Inspectorocity.com generates hundreds of inspection leads for our company. These leads come from ALL OVER the U.S.
If you are an inspector that is interested in having the opportunity to accept a referral job (in your area) on a day when you don’t have ANY jobs… please send me a resume and a sample inspection report that you have completed.
We are looking for qualified inspectors that we can refer these leads to. Inspectorocity users are “regular” people who have turned to the internet for efficiency and ease in booking their home inspections.
If you have further questions about how this program works, please feel free to email me or give me a call at 1-800-991-9695.
What I would like to know is if an inspector is charged a fee for a ‘lead’ or for a bonified inspection. I don’t see how it can be anything other than a lead which are usually worthless nickle and dimers ;-).
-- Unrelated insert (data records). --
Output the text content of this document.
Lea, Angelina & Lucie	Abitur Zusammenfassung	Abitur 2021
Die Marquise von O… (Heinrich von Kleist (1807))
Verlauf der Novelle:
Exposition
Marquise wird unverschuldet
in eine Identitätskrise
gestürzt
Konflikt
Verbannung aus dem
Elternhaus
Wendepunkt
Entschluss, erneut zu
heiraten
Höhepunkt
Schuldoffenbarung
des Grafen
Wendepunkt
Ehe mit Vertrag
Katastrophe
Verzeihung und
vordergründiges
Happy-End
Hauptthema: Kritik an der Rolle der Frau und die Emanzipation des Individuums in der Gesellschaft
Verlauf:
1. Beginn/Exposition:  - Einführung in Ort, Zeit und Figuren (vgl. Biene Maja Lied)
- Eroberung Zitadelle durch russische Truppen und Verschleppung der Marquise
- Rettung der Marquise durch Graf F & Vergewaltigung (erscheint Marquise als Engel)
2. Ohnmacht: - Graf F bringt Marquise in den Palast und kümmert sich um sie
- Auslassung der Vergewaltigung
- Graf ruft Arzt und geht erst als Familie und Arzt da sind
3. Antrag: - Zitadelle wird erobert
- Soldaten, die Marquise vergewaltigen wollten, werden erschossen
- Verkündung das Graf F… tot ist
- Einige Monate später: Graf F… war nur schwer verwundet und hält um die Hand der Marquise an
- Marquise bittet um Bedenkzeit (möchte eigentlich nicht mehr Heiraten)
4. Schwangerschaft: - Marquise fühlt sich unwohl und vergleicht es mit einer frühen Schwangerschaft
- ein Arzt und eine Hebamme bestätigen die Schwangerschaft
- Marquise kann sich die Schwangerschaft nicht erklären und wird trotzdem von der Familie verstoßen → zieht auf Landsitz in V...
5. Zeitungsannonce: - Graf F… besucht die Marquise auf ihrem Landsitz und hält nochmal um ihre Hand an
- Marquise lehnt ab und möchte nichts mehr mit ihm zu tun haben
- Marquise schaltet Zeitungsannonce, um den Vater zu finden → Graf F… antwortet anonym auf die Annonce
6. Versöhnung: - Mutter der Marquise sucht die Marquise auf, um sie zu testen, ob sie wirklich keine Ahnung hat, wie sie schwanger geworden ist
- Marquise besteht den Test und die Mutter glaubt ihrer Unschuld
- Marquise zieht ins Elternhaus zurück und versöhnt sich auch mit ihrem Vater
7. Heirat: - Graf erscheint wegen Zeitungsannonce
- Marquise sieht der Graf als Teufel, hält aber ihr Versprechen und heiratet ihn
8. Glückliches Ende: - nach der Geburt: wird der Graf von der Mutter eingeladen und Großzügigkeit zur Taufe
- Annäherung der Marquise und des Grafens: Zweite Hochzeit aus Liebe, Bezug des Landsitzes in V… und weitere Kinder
How can they charge a fee for an inspection in advance if they don’t even know if we got the job? :shock: :twisted:
Supposedly, in the world of home inspection marketing, there is a practice in which home inspectors pay money to real estate salesmen with no guarantees of referrals, but simply for the right to advertise with the salesmen in that particular brokerage.
Presumably, this common practice requires the transfer of money from the home inspector into the pocket of the salesman with no guarantees. It is simply “advertising”, we are told, and it is thereby argued to be ethical.
If this is true (a very big “if”, in my opinion) then what would be the difference for a home inspector to pay money to have his name put in front of home buyers who are actively seeking inspectors? To me, it would be the more logical thing to do…presuming that we are being told the truth…since neither offers the guarantee of a booking. I would think the odds would be better to pay to be put in front of the buyer than in front of the salesman who…(ahem)…;-)…has no duty to refer me.